The computer-readable storage medium described above may be a transitory computer-readable storage medium or a non-transitory computer-readable storage medium.
The technical solution of the embodiments of the present disclosure may be embodied in the form of a software product, where the computer software product is stored in a storage medium and includes one or more instructions to enable a computer device (which may be a personal computer, a server, or a network device) to execute all or part of the steps of the method of the embodiments of the present disclosure. And the aforementioned storage medium may be a non-transitory storage medium comprising: a U-disk, a removable hard disk, a Read-Only Memory (ROM), a Random Access Memory (RAM), a magnetic disk or an optical disk, and other various media capable of storing program codes, and may also be a transient storage medium.

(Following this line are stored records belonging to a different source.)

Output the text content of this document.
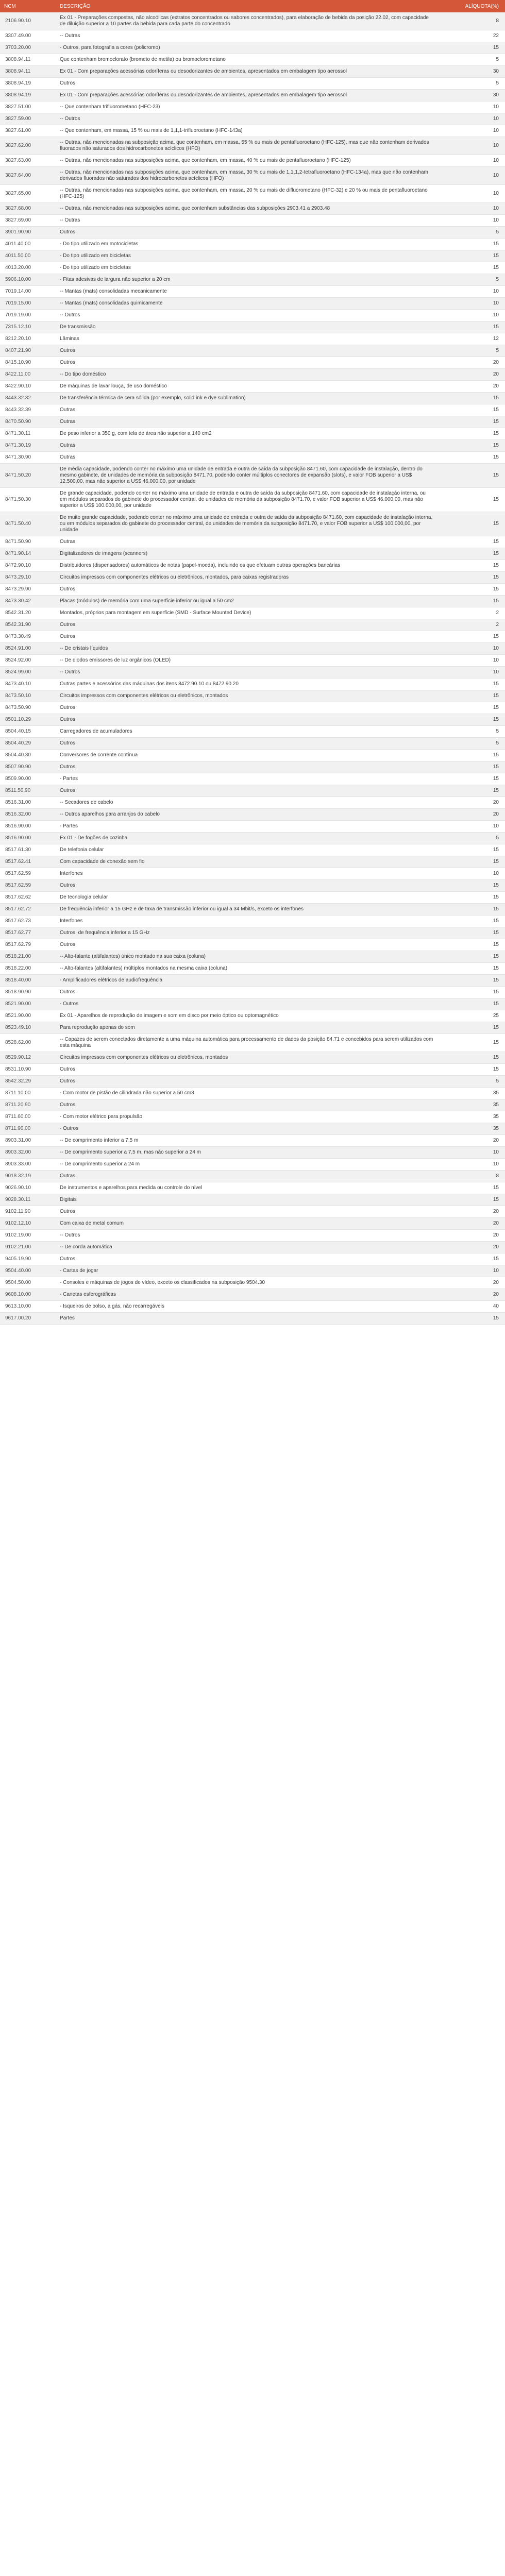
NCM	DESCRIÇÃO	ALÍQUOTA(%)
2106.90.10	Ex 01 - Preparações compostas, não alcoólicas (extratos concentrados ou sabores concentrados), para elaboração de bebida da posição 22.02, com capacidade de diluição superior a 10 partes da bebida para cada parte do concentrado	8
3307.49.00	-- Outras	22
3703.20.00	- Outros, para fotografia a cores (policromo)	15
3808.94.11	Que contenham bromoclorato (brometo de metila) ou bromoclorometano	5
3808.94.11	Ex 01 - Com preparações acessórias odoríferas ou desodorizantes de ambientes, apresentados em embalagem tipo aerossol	30
3808.94.19	Outros	5
3808.94.19	Ex 01 - Com preparações acessórias odoríferas ou desodorizantes de ambientes, apresentados em embalagem tipo aerossol	30
3827.51.00	-- Que contenham trifluorometano (HFC-23)	10
3827.59.00	-- Outros	10
3827.61.00	-- Que contenham, em massa, 15 % ou mais de 1,1,1-trifluoroetano (HFC-143a)	10
3827.62.00	-- Outras, não mencionadas na subposição acima, que contenham, em massa, 55 % ou mais de pentafluoroetano (HFC-125), mas que não contenham derivados fluorados não saturados dos hidrocarbonetos acíclicos (HFO)	10
3827.63.00	-- Outras, não mencionadas nas subposições acima, que contenham, em massa, 40 % ou mais de pentafluoroetano (HFC-125)	10
3827.64.00	-- Outras, não mencionadas nas subposições acima, que contenham, em massa, 30 % ou mais de 1,1,1,2-tetrafluoroetano (HFC-134a), mas que não contenham derivados fluorados não saturados dos hidrocarbonetos acíclicos (HFO)	10
3827.65.00	-- Outras, não mencionadas nas subposições acima, que contenham, em massa, 20 % ou mais de difluorometano (HFC-32) e 20 % ou mais de pentafluoroetano (HFC-125)	10
3827.68.00	-- Outras, não mencionadas nas subposições acima, que contenham substâncias das subposições 2903.41 a 2903.48	10
3827.69.00	-- Outras	10
3901.90.90	Outros	5
4011.40.00	- Do tipo utilizado em motocicletas	15
4011.50.00	- Do tipo utilizado em bicicletas	15
4013.20.00	- Do tipo utilizado em bicicletas	15
5906.10.00	- Fitas adesivas de largura não superior a 20 cm	5
7019.14.00	-- Mantas (mats) consolidadas mecanicamente	10
7019.15.00	-- Mantas (mats) consolidadas quimicamente	10
7019.19.00	-- Outros	10
7315.12.10	De transmissão	15
8212.20.10	Lâminas	12
8407.21.90	Outros	5
8415.10.90	Outros	20
8422.11.00	-- Do tipo doméstico	20
8422.90.10	De máquinas de lavar louça, de uso doméstico	20
8443.32.32	De transferência térmica de cera sólida (por exemplo, solid ink e dye sublimation)	15
8443.32.39	Outras	15
8470.50.90	Outras	15
8471.30.11	De peso inferior a 350 g, com tela de área não superior a 140 cm2	15
8471.30.19	Outras	15
8471.30.90	Outras	15
8471.50.20	De média capacidade, podendo conter no máximo uma unidade de entrada e outra de saída da subposição 8471.60, com capacidade de instalação, dentro do mesmo gabinete, de unidades de memória da subposição 8471.70, podendo conter múltiplos conectores de expansão (slots), e valor FOB superior a US$ 12.500,00, mas não superior a US$ 46.000,00, por unidade	15
8471.50.30	De grande capacidade, podendo conter no máximo uma unidade de entrada e outra de saída da subposição 8471.60, com capacidade de instalação interna, ou em módulos separados do gabinete do processador central, de unidades de memória da subposição 8471.70, e valor FOB superior a US$ 46.000,00, mas não superior a US$ 100.000,00, por unidade	15
8471.50.40	De muito grande capacidade, podendo conter no máximo uma unidade de entrada e outra de saída da subposição 8471.60, com capacidade de instalação interna, ou em módulos separados do gabinete do processador central, de unidades de memória da subposição 8471.70, e valor FOB superior a US$ 100.000,00, por unidade	15
8471.50.90	Outras	15
8471.90.14	Digitalizadores de imagens (scanners)	15
8472.90.10	Distribuidores (dispensadores) automáticos de notas (papel-moeda), incluindo os que efetuam outras operações bancárias	15
8473.29.10	Circuitos impressos com componentes elétricos ou eletrônicos, montados, para caixas registradoras	15
8473.29.90	Outros	15
8473.30.42	Placas (módulos) de memória com uma superfície inferior ou igual a 50 cm2	15
8542.31.20	Montados, próprios para montagem em superfície (SMD - Surface Mounted Device)	2
8542.31.90	Outros	2
8473.30.49	Outros	15
8524.91.00	-- De cristais líquidos	10
8524.92.00	-- De diodos emissores de luz orgânicos (OLED)	10
8524.99.00	-- Outros	10
8473.40.10	Outras partes e acessórios das máquinas dos itens 8472.90.10 ou 8472.90.20	15
8473.50.10	Circuitos impressos com componentes elétricos ou eletrônicos, montados	15
8473.50.90	Outros	15
8501.10.29	Outros	15
8504.40.15	Carregadores de acumuladores	5
8504.40.29	Outros	5
8504.40.30	Conversores de corrente contínua	15
8507.90.90	Outros	15
8509.90.00	- Partes	15
8511.50.90	Outros	15
8516.31.00	-- Secadores de cabelo	20
8516.32.00	-- Outros aparelhos para arranjos do cabelo	20
8516.90.00	- Partes	10
8516.90.00	Ex 01 - De fogões de cozinha	5
8517.61.30	De telefonia celular	15
8517.62.41	Com capacidade de conexão sem fio	15
8517.62.59	Interfones	10
8517.62.59	Outros	15
8517.62.62	De tecnologia celular	15
8517.62.72	De frequência inferior a 15 GHz e de taxa de transmissão inferior ou igual a 34 Mbit/s, exceto os interfones	15
8517.62.73	Interfones	15
8517.62.77	Outros, de frequência inferior a 15 GHz	15
8517.62.79	Outros	15
8518.21.00	-- Alto-falante (altifalantes) único montado na sua caixa (coluna)	15
8518.22.00	-- Alto-falantes (altifalantes) múltiplos montados na mesma caixa (coluna)	15
8518.40.00	- Amplificadores elétricos de audiofrequência	15
8518.90.90	Outros	15
8521.90.00	- Outros	15
8521.90.00	Ex 01 - Aparelhos de reprodução de imagem e som em disco por meio óptico ou optomagnético	25
8523.49.10	Para reprodução apenas do som	15
8528.62.00	-- Capazes de serem conectados diretamente a uma máquina automática para processamento de dados da posição 84.71 e concebidos para serem utilizados com esta máquina	15
8529.90.12	Circuitos impressos com componentes elétricos ou eletrônicos, montados	15
8531.10.90	Outros	15
8542.32.29	Outros	5
8711.10.00	- Com motor de pistão de cilindrada não superior a 50 cm3	35
8711.20.90	Outros	35
8711.60.00	- Com motor elétrico para propulsão	35
8711.90.00	- Outros	35
8903.31.00	-- De comprimento inferior a 7,5 m	20
8903.32.00	-- De comprimento superior a 7,5 m, mas não superior a 24 m	10
8903.33.00	-- De comprimento superior a 24 m	10
9018.32.19	Outras	8
9026.90.10	De instrumentos e aparelhos para medida ou controle do nível	15
9028.30.11	Digitais	15
9102.11.90	Outros	20
9102.12.10	Com caixa de metal comum	20
9102.19.00	-- Outros	20
9102.21.00	-- De corda automática	20
9405.19.90	Outros	15
9504.40.00	- Cartas de jogar	10
9504.50.00	- Consoles e máquinas de jogos de vídeo, exceto os classificados na subposição 9504.30	20
9608.10.00	- Canetas esferográficas	20
9613.10.00	- Isqueiros de bolso, a gás, não recarregáveis	40
9617.00.20	Partes	15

The above description and drawings sufficiently illustrate embodiments of the disclosure to enable those skilled in the art to practice them. Other embodiments may incorporate structural, logical, electrical, process, and other changes. The examples merely typify possible variations. Individual components and functions are optional unless explicitly required, and the sequence of operations may vary. Portions and features of some embodiments may be included in or substituted for those of others. Furthermore, the words used in the specification are words of description only and are not intended to limit the claims. As used in the description of the embodiments and the claims, the singular forms "a", "an" and "the" are intended to include the plural forms as well, unless the context clearly indicates otherwise. Similarly, the term "and/or" as used in this application is meant to encompass any and all possible combinations of one or more of the associated listed. Furthermore, the terms "comprises" and/or "comprising," when used in this application, specify the presence of stated features, integers, steps, operations, elements, and/or components, but do not preclude the presence or addition of one or more other features, integers, steps, operations, elements, components, and/or groups thereof. Without further limitation, an element defined by the phrase "comprising an …" does not exclude the presence of other like elements in a process, method or apparatus that comprises the element. In this document, each embodiment may be described with emphasis on differences from other embodiments, and the same and similar parts between the respective embodiments may be referred to each other. For methods, products, etc. of the embodiment disclosures, reference may be made to the description of the method section for relevance if it corresponds to the method section of the embodiment disclosure.
Those of skill in the art would appreciate that the various illustrative elements and algorithm steps described in connection with the embodiments disclosed herein may be implemented as electronic hardware or combinations of computer software and electronic hardware. Whether such functionality is implemented as hardware or software may depend upon the particular application and design constraints imposed on the solution. Skilled artisans may implement the described functionality in varying ways for each particular application, but such implementation decisions should not be interpreted as causing a departure from the scope of the disclosed embodiments. It can be clearly understood by the skilled person that, for convenience and brevity of description, the specific working processes of the system, the apparatus and the unit described above may refer to the corresponding processes in the foregoing method embodiments, and are not described herein again.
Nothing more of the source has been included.